Sometimes forgotten, the additional necessary criteria for CVID also include a proven lack of specific IgG antibody production, which is usually demonstrated by lack of IgG responses (not attaining laboratory-defined protective levels) to 2 or more protein vaccines, such as tetanus or diphtheria toxoids, Hemophilus conjugate, measles, mumps, and rubella vaccines, and also by a lack of response to pneumococcal polysaccharide vaccines. Other options for protein antigens include hepatitis A or B vaccines or varicella, either after vaccination or disease exposure. Examining blood for pertinent isohemagglutins is another a common means of testing (mostly) IgM anticarbohydrate antibody production in older children and adults.

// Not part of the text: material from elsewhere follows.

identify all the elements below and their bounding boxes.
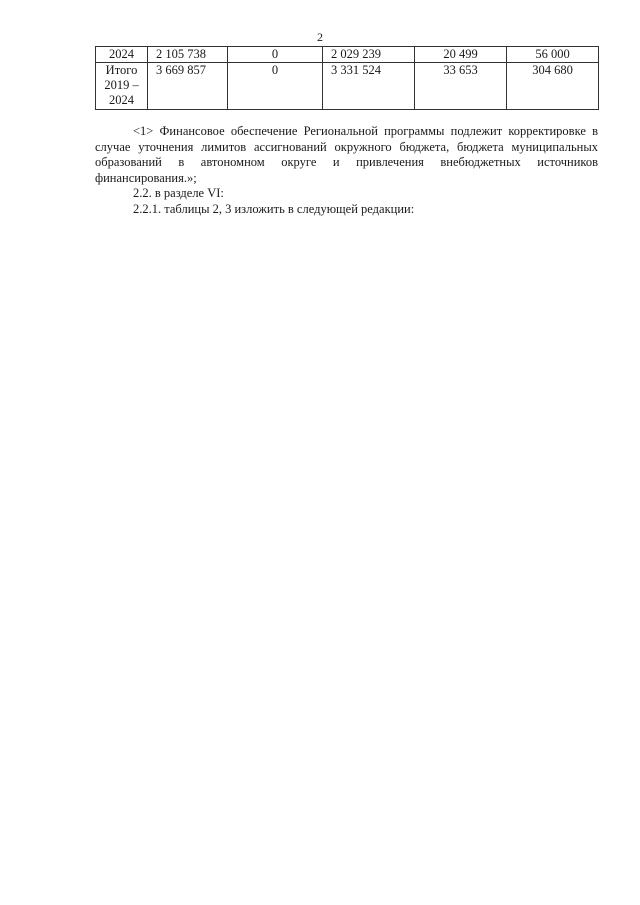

Although extensive antibody testing is not as important for subjects with very low serum IgG (potentially ≤150 mg/dL), those with greater levels of serum IgG (450-600 mg/dL), and especially those with only minimally reduced serum IgA, require more extensive evaluation. It is more likely that these subjects have preservation of IgG antibody production and are therefore less likely to benefit from Ig therapy. A suggested template for such analyses is given in Table 1. Demonstration of persistence of IgG antibody at 6 months after vaccination can be important to prove sustained antibody production in some cases. The many reasons for a very thorough evaluation before the diagnosis of CVID include the fact that the diagnosis of CVID has an impact on short- and long-term insurance coverage, influences the outcome of all subsequent medical encounters, and may alter school and job choices and other life decisions, such as family planning and travel. In addition, if replacement Ig therapy is initiated without a compete evaluation and the use of this therapy is later questioned, it must be stopped for approximately 5 months before such an evaluation can be performed.